Jesus, Mary, and Joseph lived in the real world and so do all of us. They fled to a foreign land in the face of insane persecution only to find out when they returned that they were no longer welcome in their own home.

It’s a storyline that continues to develop throughout Jesus’ ministry and life. It’s a story that only has a happy ending because the love of God overcomes everything, including fear, including death.

The story of Jesus is the story of God recreating the real world into the new Jerusalem.


For me, it means a great deal to be able to call my self a Christian at all times.

I give thanks to God for the good days, the good moments, and the many blessings that each day brings. I put my trust in the love of God, in this world and the next, whenever I encounter an unexpected and difficult situation.

When I let a man out of the church in the dead of the night, I pray that he won’t decide to stab me on the way out. I pray that he will be an unexpected friend and not an unexpected enemy. When I hear that a someone is suffering from a recent loss, I pray that God will reveal his eternal love to those who mourn and to those who have died. I pray that what God has revealed to me will also be revealed to them.

The Second Sunday after Christmas is often called the Feast of the Holy Family.
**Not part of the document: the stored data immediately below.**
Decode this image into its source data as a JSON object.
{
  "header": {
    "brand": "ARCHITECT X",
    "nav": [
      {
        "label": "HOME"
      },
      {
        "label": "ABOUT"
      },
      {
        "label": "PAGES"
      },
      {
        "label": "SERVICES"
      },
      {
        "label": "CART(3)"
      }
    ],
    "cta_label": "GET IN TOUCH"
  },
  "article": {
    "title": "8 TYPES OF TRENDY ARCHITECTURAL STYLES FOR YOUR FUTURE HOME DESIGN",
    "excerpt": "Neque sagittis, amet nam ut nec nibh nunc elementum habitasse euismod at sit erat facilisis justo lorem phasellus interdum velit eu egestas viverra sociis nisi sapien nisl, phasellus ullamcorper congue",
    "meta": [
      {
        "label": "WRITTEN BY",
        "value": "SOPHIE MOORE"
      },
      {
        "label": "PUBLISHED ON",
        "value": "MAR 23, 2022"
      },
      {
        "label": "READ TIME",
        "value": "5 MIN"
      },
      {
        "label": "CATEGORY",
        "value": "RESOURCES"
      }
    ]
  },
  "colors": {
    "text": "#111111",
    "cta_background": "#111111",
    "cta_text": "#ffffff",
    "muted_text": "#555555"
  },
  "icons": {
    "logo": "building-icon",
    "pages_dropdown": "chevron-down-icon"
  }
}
I think its very important that the Holy Family stuck together. Its very hard to go through anything alone.

Sometimes being alone can be downright scary – I know I was scarred when I was here the other night.

But it turned out that I wasn’t alone. The man wished me happy new year because on some very deep level all of us are children of God and brothers and sisters in Christ and that should and sometimes does make us unexpected friends.
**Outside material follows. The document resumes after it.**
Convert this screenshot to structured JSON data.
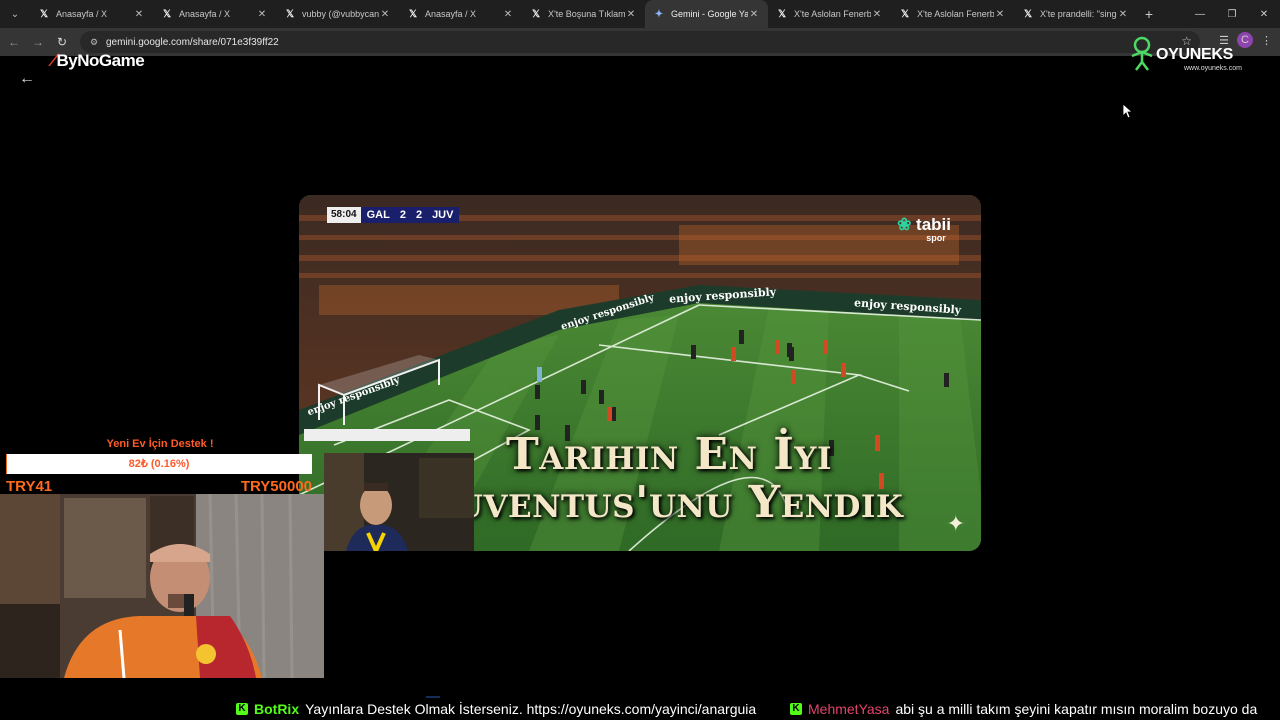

Would he have done that if I had come down with a baseball bat? Would he have done that if my first instinct was to react to fear with aggression and anger? I don’t know, but I don’t think so.

My new year’s resolution is to pray that I may be there when someone needs me. To pray that I will respond to the unexpected with courage and also with love. To pray that I will be able to call on God in those times when I am in distress and be comforted by one of you – one of my brothers or sisters in Christ – whether I know you or whether you are a stranger to me.

It’s a good new year’s resolution, I think, and its one I offer to you as well.

May God bless you and show his face to all of you and may you have happy and blessed New Year.